This paper was conducted to explore the influencing factors of paddy production in Batticaloa district. Based on the multiple regression model, variables of land, seed, pesticides, fertilizer, family labour, hire labour, machine charges, extension services and farmer’s experience are employed. The study was conducted via cross section analysis by using primary data during the period of 2015/2016 Maha season. The study used combination of both random sampling technique and convenient sampling technique to select of area and select sample farmers respectively. The results show that land, fertilizer and pesticide are influenced positively on paddy production. Seed, irrigation and farmer’s experience are influenced negatively on paddy production. While other factors namely machinery, hire fabour, family labour and extension service are not influenced on paddy production in Batticaloa district.
Keywords: paddy production, farmer, Batticaloa district, paddy cultivation
Agriculture sector plays a dominant role in the economy of Sri Lanka. The majority of Sri Lankan people reside in rural areas (77.3) and they depend mostly for lively hood on Agriculture sector . It contributes about to 10.1 per cent to the gross domestic product and employs about 28.5 per cent of out of the total employment in Sri Lanka .
The contribution of Agriculture sector to gross domestic production in 1977 was 31 per cent but at present contribution of it being lower. At present in 2014 the Agriculture sector contributed about 10.1 per cent of gross domestic production in Sri Lanka, while Agriculture had contributed to Gross Domestic production as 10.8 per cent of gross domestic production in 2013. In this context which is clear that, the share of Agriculture sector has slowed as 0.3 per cent in 2014 compared to 4.7 per cent in 2013. The Agriculture sector is mainly driven by paddy sector. Hence the contribution of Agriculture sector has been declining continuously consequent to declining effect of the production of paddy. The decrease in production of paddy sector, this occurs by joint outcome of the decline in production of both Maha season and Yala season.

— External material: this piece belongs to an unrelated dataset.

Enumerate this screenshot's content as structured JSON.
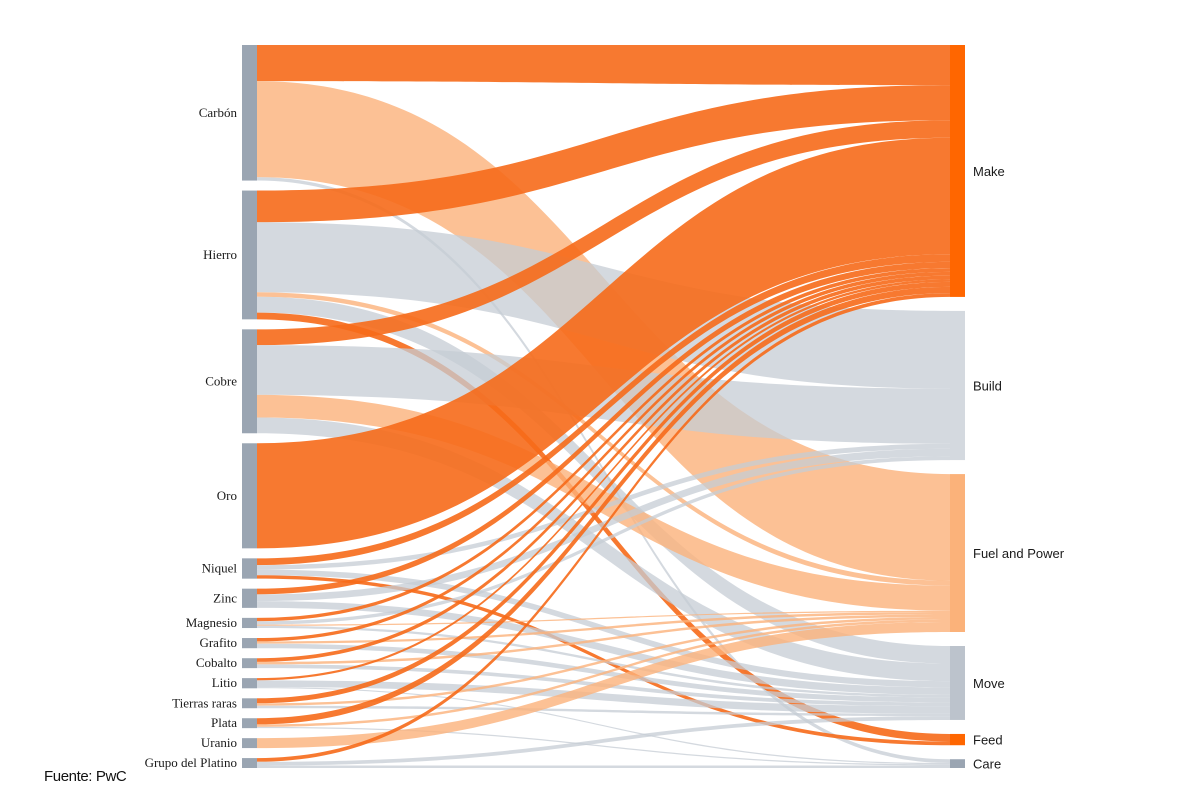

The paddy production has declined as around 3.38 million metric tons to 27 per cent. It was lower because of low yields arose and decrease in extent cultivated land. The lower paddy yield recorded as 4.624 kg per hectare in 2014. It was recorded as 4.329 kg per hectare in 2013. Particularly, the Yala season affected mostly due to a significant decline in paddy production as 35.5 per cent similar to Yala season, Maha season recorded a decrease of 21.4 per cent .
The economy of Batticaloa district depends mostly on agriculture and fishing. The paddy is cultivated in two main distinct seasons such as Maha season from October to March, and Yala season April to September. Except those two seasons, farmers also grownup paddy in inter seasonal cultivation which called also late Maha.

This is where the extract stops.